Job Market Paper
Abstract. Why have there been more bubbles since the 1980s? This paper argues that the fall of the Capital Gains Tax (CGT) has been a crucial factor. In a model of learning about prices, I show that lower taxes make prices more responsive to changes in investors’ beliefs, raising the likelihood of self-fulfilling booms and busts. The model can account for several hard-to-explain facts about the US stock market when using the observed path of tax cuts. In particular, it replicates 60% of the increase in excess volatility despite the decline in macroeconomic risk. It also explains 75% of the equity premium. Even with the drop in the safe real interest rate, the model predicts that the rise in volatility would have been largely avoided if tax cuts had not been implemented. Finally, I investigate the normative implications as asset price fluctuations are not fully efficient in the model. Optimal policy prescribes a CGT that counteracts too optimistic/pessimistic beliefs, preventing belief-driven business cycles. It can be implemented through a CGT equal to 100% and a subsidy to physical capital productivity.
Presented at: University of Oxford, Bocconi University, University of Mannheim, UC3M, Universitat de Barcelona, Universitat Autònoma de Barcelona, Barcelona School of Economics, ENTER, Universitat de les Illes Balears, Winter Meeting of the Econometric Society, SAEe2020 and 2022, EconMod2021.
Work in progress
The Fiscal Channel of Quantitative Easing (with Eddie Gerba and Luis E. Rojas) [Draft]

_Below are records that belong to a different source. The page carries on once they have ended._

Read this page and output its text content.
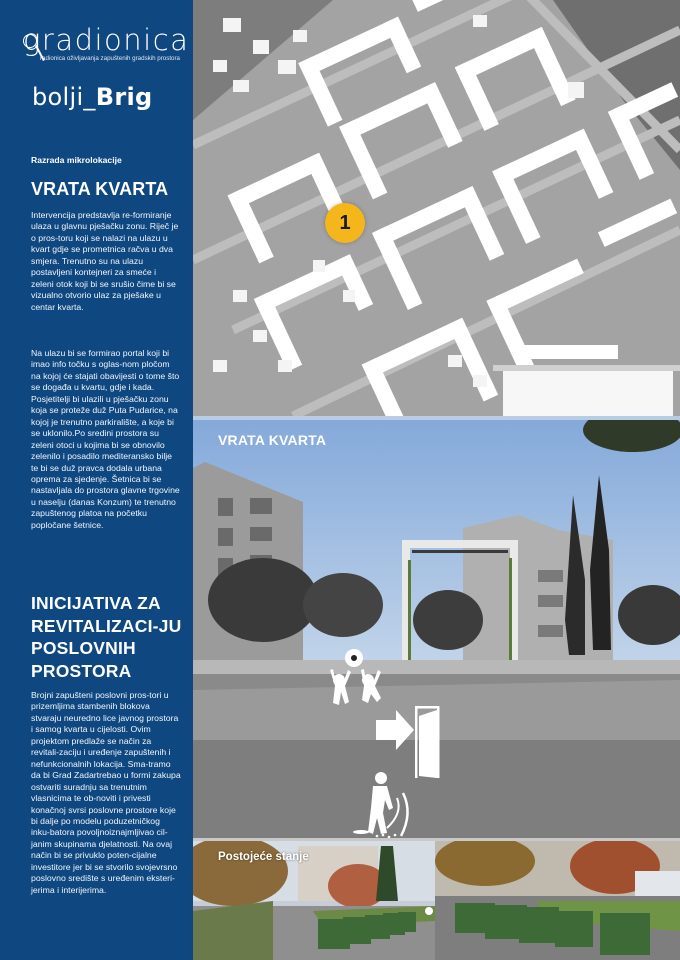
gradionica
radionica oživljavanja zapuštenih gradskih prostora
bolji_Brig
Razrada mikrolokacije
VRATA KVARTA

Intervencija predstavlja re-formiranje ulaza u glavnu pješačku zonu. Riječ je o pros-toru koji se nalazi na ulazu u kvart gdje se prometnica račva u dva smjera. Trenutno su na ulazu postavljeni kontejneri za smeće i zeleni otok koji bi se srušio čime bi se vizualno otvorio ulaz za pješake u centar kvarta.

Na ulazu bi se formirao portal koji bi imao info točku s oglas-nom pločom na kojoj će stajati obavijesti o tome što se događa u kvartu, gdje i kada. Posjetitelji bi ulazili u pješačku zonu koja se proteže duž Puta Pudarice, na kojoj je trenutno parkiralište, a koje bi se uklonilo.Po sredini prostora su zeleni otoci u kojima bi se obnovilo zelenilo i posadilo mediteransko bilje te bi se duž pravca dodala urbana oprema za sjedenje. Šetnica bi se nastavljala do prostora glavne trgovine u naselju (danas Konzum) te trenutno zapuštenog platoa na početku popločane šetnice.

INICIJATIVA ZA REVITALIZACI-JU POSLOVNIH PROSTORA

Brojni zapušteni poslovni pros-tori u prizemljima stambenih blokova stvaraju neuredno lice javnog prostora i samog kvarta u cijelosti. Ovim projektom predlaže se način za revitali-zaciju i uređenje zapuštenih i nefunkcionalnih lokacija. Sma-tramo da bi Grad Zadartrebao u formi zakupa ostvariti suradnju sa trenutnim vlasnicima te ob-noviti i privesti konačnoj svrsi poslovne prostore koje bi dalje po modelu poduzetničkog inku-batora povoljnoiznajmljivao cil-janim skupinama djelatnosti. Na ovaj način bi se privuklo poten-cijalne investitore jer bi se stvorilo svojevrsno poslovno središte s uređenim eksteri-jerima i interijerima.

1
VRATA KVARTA
Postojeće stanje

Abstract. Fiscal surpluses/deficits must balance out the losses/gains caused by Quantitative Easing (QE). The general equilibrium effects of QE depend critically on how this fiscal adjustment is made. Following Wallace (1981), it is commonly assumed that only lump-sum taxes are adjusted, making QE irrelevant. We deviate from this premise. When governments also adjust public spending or taxes are distortionary, QE changes the real allocation of resources in the economy. As a result, forward-looking agents adjust their savings-consumption choice, influencing aggregate demand and asset prices. This is the QE’s fiscal channel. We show that adjusting spending is optimal in relevant environments, including Wallace’s one. Finally, we exploit this channel to show that a targeted QE, such as Green Corporate Bond Programs or the Transmission Policy Instrument, implies fiscal redistribution and risk-sharing.
Presented at: Bank of England, T2M Conference London 2022, UAB MacroClub, 53rd MMF conference, SAEe2022*, 2023 ASSA meeting*.
Dematerialization in part explained by the burst of the housing bubble (with Marina Requena) [Draft]
Abstract. We document that a set of countries grew their GDP while decreasing their Material Footprint (MF) over the 2007-2017 decade, breaking the previous trend. This paper analyzes the drivers of this absolute dematerialization. In accounting terms, it simply reflects a reduction in Material Intensity (MI) typically associated with technology. Nonetheless, we show that a wide range of variables related to technology can only explain between 2% and 10% of the MI variation. Alternatively, we hypothesize that the observed dematerialization is in part a cyclical phenomenon resulting from the housing prices bust that depresses construction activity and, under some conditions, hits MF harder than GDP. Indeed, the data analysis reveals that housing prices and construction explain between 19% and 46% of the dematerialization variance. Besides, we show that the absence of the housing boom would have accelerated the dematerialization, although being insufficient to bring MF within their sustainable limits.
Heterogeneous Expectations and the Anatomy of Stock Market Cycles (with Adrian Ifrim) [Draft]
Abstract. This paper shows that a model of learning about capital gains with heterogeneous expectations can jointly explain several old and new facts about stock prices, portfolio adjustments and survey expectations. Our key innovation is to model the whole distribution of expectations in a way consistent with many survey stylized facts: perpetual disagreement, procyclical expectations/disagreement and forecast error predictability. Using this model we replicate hard-to-reconcile facts regarding market volatility, expected returns, disagreement and trading. A typical boom would follow this sequence: i) an income or sentiment shock make investors more willing to invest in equities, driving up prices ii) the initial price increase make all investors more optimistic, reinforcing the cycle iii) however, certain conservative investors are reluctant to be drawn by this wave of optimism iv) this heterogeneous reaction of expectations raises disagreement and trading. Therefore, disagreement and trading appear as a consequences of a bullish market and not as a driving force.